Thoughts on Burmese Nuns

By  Thame Deawy Thaw


No, darling. Girls are not allowed to go further up from this point,” said Mother, stopping me from following Father who continues to climb up the stairs to reach high altar of ShweDagon Pagoda.

No, darling. If a girl climbs up toward the top of the stupa, she will never be able to bear a child her whole life,” said Mother, and I missed my chance to see the sunset in Bagan that day during our summer vacation.

No, darling. Please get your father’s longgyi, this is mine,” said Mother, impatient with me when she asked me to fetch a cloth to cover up our old speakers.


Being born as a girl and raised in a Burmese society is one of the life’s greatest gifts and an absolute pain in the neck.
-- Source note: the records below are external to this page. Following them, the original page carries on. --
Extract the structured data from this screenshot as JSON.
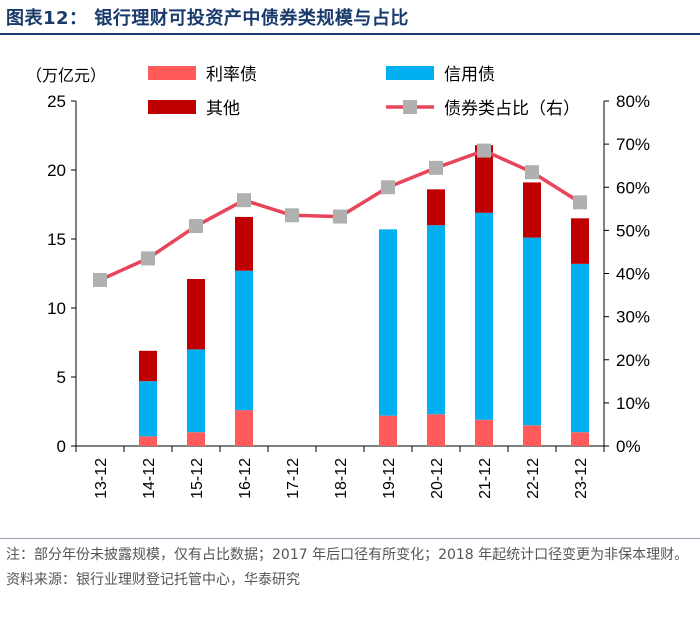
{
  "figure": {
    "title": "图表12：  银行理财可投资产中债券类规模与占比"
  },
  "chart_data": {
    "type": "bar",
    "stacked": true,
    "categories": [
      "13-12",
      "14-12",
      "15-12",
      "16-12",
      "17-12",
      "18-12",
      "19-12",
      "20-12",
      "21-12",
      "22-12",
      "23-12"
    ],
    "series": [
      {
        "name": "利率债",
        "color": "#ff5b5b",
        "axis": "left",
        "values": [
          null,
          0.7,
          1.0,
          2.6,
          null,
          null,
          2.2,
          2.3,
          1.9,
          1.5,
          1.0
        ]
      },
      {
        "name": "信用债",
        "color": "#00b0f0",
        "axis": "left",
        "values": [
          null,
          4.0,
          6.0,
          10.1,
          null,
          null,
          13.5,
          13.7,
          15.0,
          13.6,
          12.2
        ]
      },
      {
        "name": "其他",
        "color": "#c00000",
        "axis": "left",
        "values": [
          null,
          2.2,
          5.1,
          3.9,
          null,
          null,
          null,
          2.6,
          4.9,
          4.0,
          3.3
        ]
      },
      {
        "name": "债券类占比（右）",
        "type": "line",
        "axis": "right",
        "color": "#e8445a",
        "marker_color": "#b0b0b0",
        "values": [
          38.5,
          43.5,
          51.0,
          57.0,
          53.5,
          53.2,
          60.0,
          64.5,
          68.5,
          63.5,
          56.5
        ]
      }
    ],
    "y_left": {
      "label": "（万亿元）",
      "range": [
        0,
        25
      ],
      "ticks": [
        "0",
        "5",
        "10",
        "15",
        "20",
        "25"
      ]
    },
    "y_right": {
      "range": [
        0,
        80
      ],
      "ticks": [
        "0%",
        "10%",
        "20%",
        "30%",
        "40%",
        "50%",
        "60%",
        "70%",
        "80%"
      ]
    },
    "legend": {
      "placement": "top"
    }
  },
  "notes": {
    "note": "注：部分年份未披露规模，仅有占比数据；2017 年后口径有所变化；2018 年起统计口径变更为非保本理财。",
    "source": "资料来源：银行业理财登记托管中心，华泰研究"
  }
}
Like many other girls of the Burma-land, I grew up in my own loving society and noticed there are different social perspectives based on one’s gender that limits most of the women’s chances in current Burmese society. Different perspectives of society towards males and females undeniably have an effect on the development of Burmese Nun-hood.

Women in Burma were considered more inferior than men in the early Burmese society it seems like they still are to an extent. Such perspectives are still very apparent in our current society which, in my opinion, results in society overlooking the importance of the nuns or the nun-hood. Many raise their voice towards gender issues encountered in the economy such as occupation segregation or the pay gap; however, fail to see the society’s mild support towards nun-hood as a part of the issue.   

Never have I ever been to or seen a single wedding being held at a nunnery. The majority of Burmese people prefer to choose a monastery as a venue rather than a nunnery for a wedding as an act of donation as well as a way of celebration. It is almost compulsory and the traditional way to remark one’s important event by doing so. In contrast, less support, recognition, public admiration or donations in terms of both financially and community work is received by nuns at the nunnery. Nuns being females are the one of main the reasons and it might be limiting one’s contribution towards the Nun-hood in a society where it is only cultural that females are perceived inferior. Such a complex idea or established perception towards females might have led individuals to perceive nuns as less worthy of one’s special honour or respect to show on a large skill despite their efforts in spreading and preserving religious teachings.

Never have I ever seen a long queue of cars with the golden umbrellas protruding from both sides of the windows and loud speakers at the back of the car playing traditional songs solemnly dedicated for the celebration of young girls entering nun-hood. It is a rare occasion where the majestic celebration of a young girl entering nun-hood happens independently. Too often it is celebrated and included as a sub-part of novitiation ceremony. Novitiation is a religious ceremony where young boys enter the Monk-hood and take the order of the monks. The ceremonial is regarded as a necessity for a young male. Many generous followers of Buddhism act as a guarantor of novitiation ceremony for poor young boys as an act of generosity and donation. I have not seen many contributors having the same willingness for young girls entering nun-hood or maybe they have not thought of it since it is not very common. I reckon, if society do not focus on the gender differences and have the same admiration towards the Nun-hood, there is a chance it would encourage more contributors to fund the ceremony and grant the opportunity for poor girls to enter Nun-hood as well.

Nuns practice and conserve the religion’s teachings. Nunneries also house disadvantaged girls to providing education and accommodation. Despite that, social recognition and support towards the nun’s contribution towards religion and welfare of society as I see it, are still very limited. This strong traditional division of gender in Burmese society has caused individuals to overlook the contributions and dedication of nuns towards religion, put Nun-hood in financial difficulties in order to survive and slows both the domestic and international development of the Buddhist Nun-hood.